1. Saisine du Conseil constitutionnel en date du 15 février 2011 présentée par au moins soixante députés, en application de l'article 61, alinéa 2, de la Constitution, et visée dans la décision n° 2011-625 DC


Monsieur le président du Conseil constitutionnel, Mesdames et Messieurs les membres du Conseil constitutionnel,

Nous avons l'honneur de vous déférer, conformément au deuxième alinéa de l'article 61 de la Constitution, la loi d'orientation et de programmation pour la performance de la sécurité intérieure.

(…)
Sur l'article 4
L'article 4 de la loi insère à l'article 6 de la loi n° 2004-575 du 21 juin 2004 pour la confiance dans l'économie numérique après le quatrième alinéa du 7 du 1 deux alinéas aux termes desquels :

Lorsque les nécessités de la lutte contre la diffusion des images ou des représentations de mineurs relevant de l'article 227-23 du code pénal le justifient, l'autorité administrative notifie aux personnes mentionnées au 1 du présent 1 les adresses électroniques des services de communication au public en ligne contrevenant aux dispositions de cet article, auxquelles ces personnes doivent empêcher l'accès sans délai.

Un décret fixe les modalités d'application de l'alinéa précédent, notamment celles selon lesquelles sont compensés, s'il y a lieu, les surcoûts résultant des obligations mises à la charge des opérateurs.

Cette disposition vise ainsi à autoriser l'autorité administrative à exiger des fournisseurs d'accès internet (FAI) qu'ils instaurent un système de filtrage limitant l'accès à des sites internet contenant des images ou des représentations de mineurs présentant un caractère pornographique.

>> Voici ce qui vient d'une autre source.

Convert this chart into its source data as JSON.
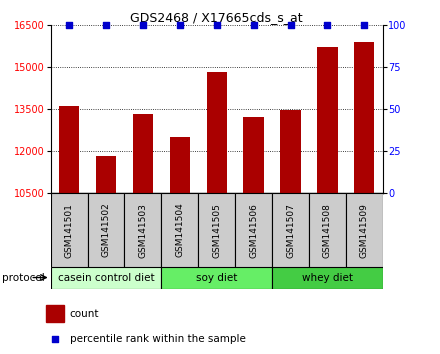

Il n'est pas dans l'intention des auteurs de la saisine, comme en atteste l'ensemble de leurs interventions en commissions et en séance, de mettre en cause la légitimité et l'impérieuse nécessité de lutter contre la pédopornographie. Mais, aussi légitime que soit pourtant l'objectif poursuivi, cette disposition encourt néanmoins votre censure, tant le législateur, au regret des requérants, a recouru à des moyens manifestement inappropriés à la poursuite de cet objectif (1), tout en restant en deçà de sa compétence, en ne fournissant pas les garanties suffisantes contre des éventuelles atteintes arbitraires à la liberté d'expression protégée par l'article 11 de la Déclaration des droits de l'homme et du citoyen de 1789 (2).
1. Quant au caractère inapproprié des moyens au regard de l'objectif poursuivi
Il est constant que votre haute juridiction ne dispose pas d'un pouvoir général d'appréciation et de décision de même nature que celui du Parlement (2010-605 du 12 mai 2010, cons. 23). Mais s'il ne vous appartient pas de rechercher si les objectifs que s'est assignés le législateur auraient pu être atteints par d'autres voies, c'est néanmoins à condition que les modalités retenues par la loi ne sont pas manifestement inappropriées (99-416 DC du 23 juillet 1999, cons. 10). Ainsi avez-vous récemment censuré le dispositif sur la contribution carbone au motif notamment qu'il comportait des régimes d'exemption totale contraires à l'objectif de lutte contre le réchauffement climatique (2009-599 DC du 29 décembre 2009, cons. 82). Vous venez en outre de juger que le dispositif d'indemnisation des avoués tel qu'il était envisagé par la loi portant réforme de la représentation devant les cours d'appel au motif qu'il était contraire à l'exigence constitutionnel du bon usage des deniers publics (2010-624 DC du 20 janvier 2011, cons. 17).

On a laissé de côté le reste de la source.